Monday, May 17, 2010

We Need a Weather Forecast for People

They say everything moves in cycles, and I know for a fact that I have some pretty clear cycles of my own, both good and bad. My husband is all too aware of them. Its weird - I have no idea what triggers the bad ones, but I'll go from feeling like I can take on the world to feeling like everything is going wrong. After whatever period of time, I get sick of the funk and give myself a good kick in the butt, shake it off and head back to it.

You can imagine what a joy I was while pregnant. My husband should probably be sainted. Lucky for him I only broke one door during those 9 months, during a short lived hormonal rage. True story.

Anyway, in thinking about these cycles I ended up thinking about hurricanes. Quite a perfect parallel actually. To form and sustain, hurricanes need:
1. Favorable conditions to form
2. A way to feed themselves and grow stronger

Also worth noting is that when an energy source is changed or removed, it can stop the cycle. On the flip side, one large system can trigger other cycles. I've watched a lot of hurricanes heading towards the Gulf, closely monitoring the news as they moved and changed. I was even in a Category 4 once (Hurricane Georges) in the Dominican Republic. The sheer power of being in a storm like that was incredibly humbling and left me feeling pretty powerless myself. The destruction it left in its wake was horrible.

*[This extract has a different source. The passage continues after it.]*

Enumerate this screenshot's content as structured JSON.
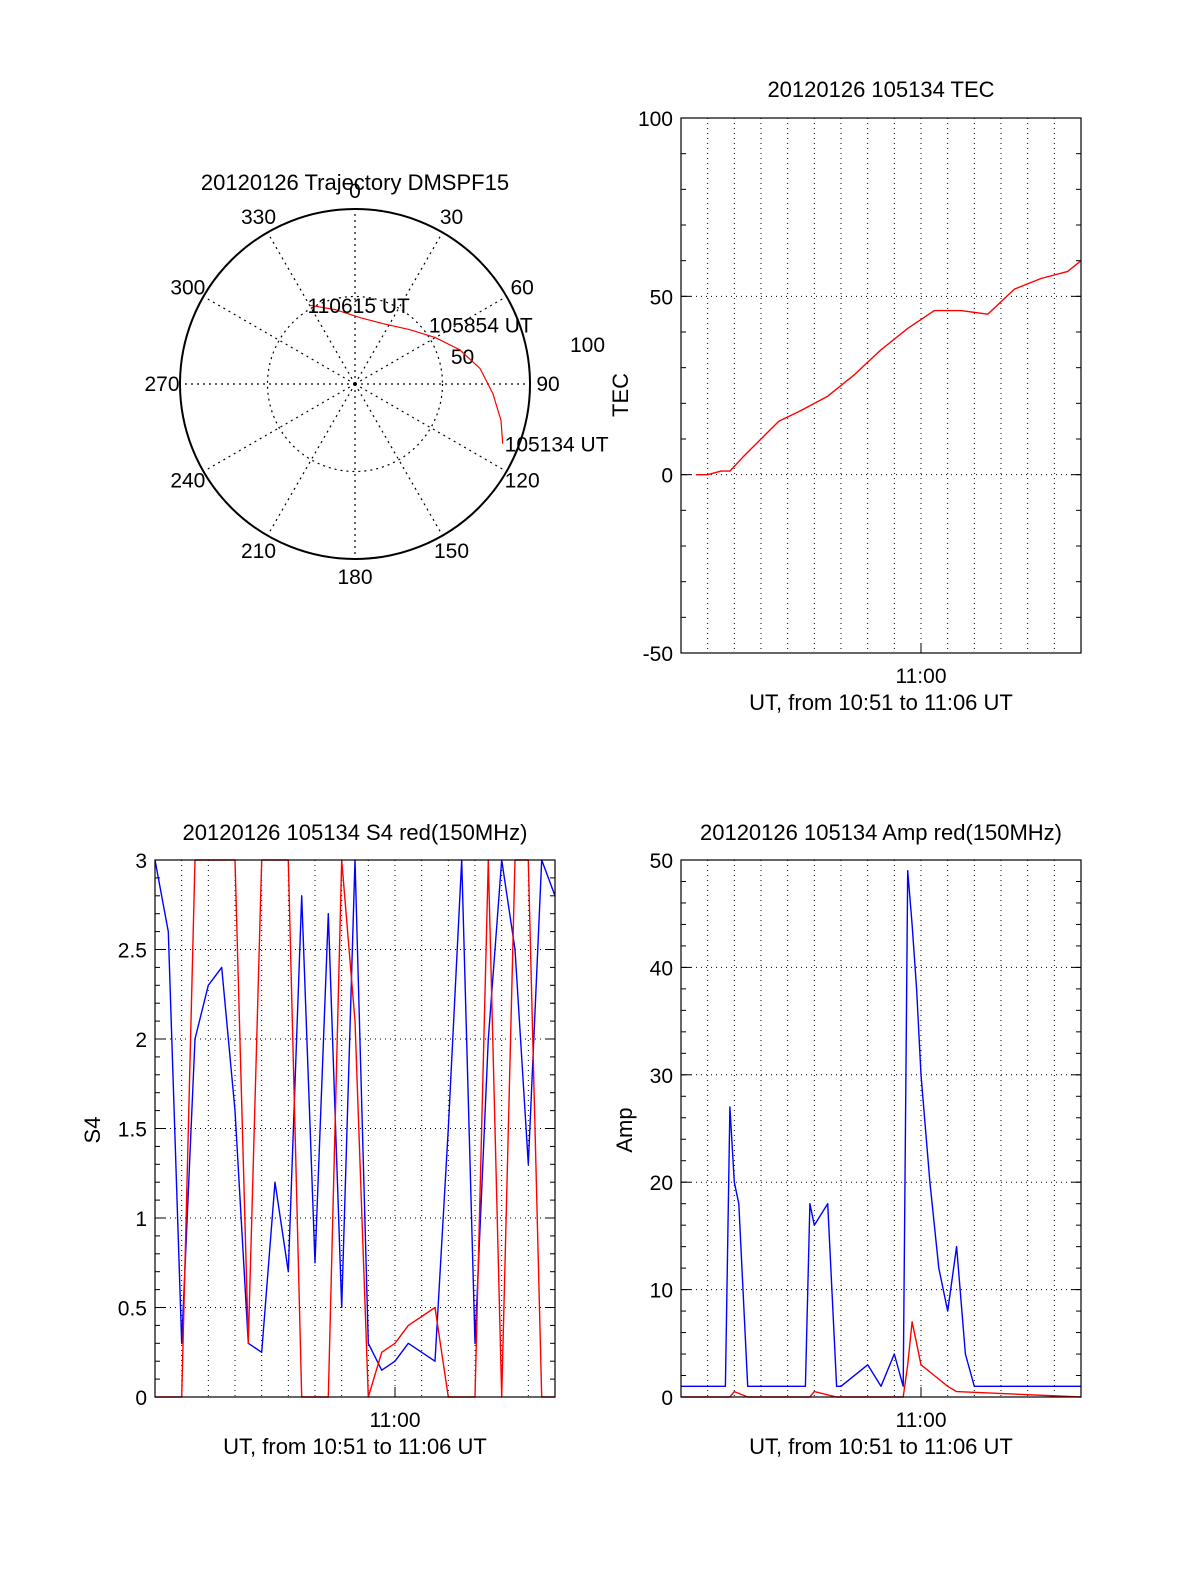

Its kind of the same thing for us too, I think. We all have things that set us off, or that trigger us in a good way. Conditions are set up, the means for it to spiral is set, and it grows and expands, and lays either a path of destruction or a path of creation. I guess the thing to know is that with whatever kind of cycle we're in, it can be interrupted and changed - if we know how to do that. And with the bad cycles, I definitely want that power.

Mainly though, I want to get a handle on how to trigger, maintain and feed those good cycles. They're way more fun, and certainly cause less damage to my doors.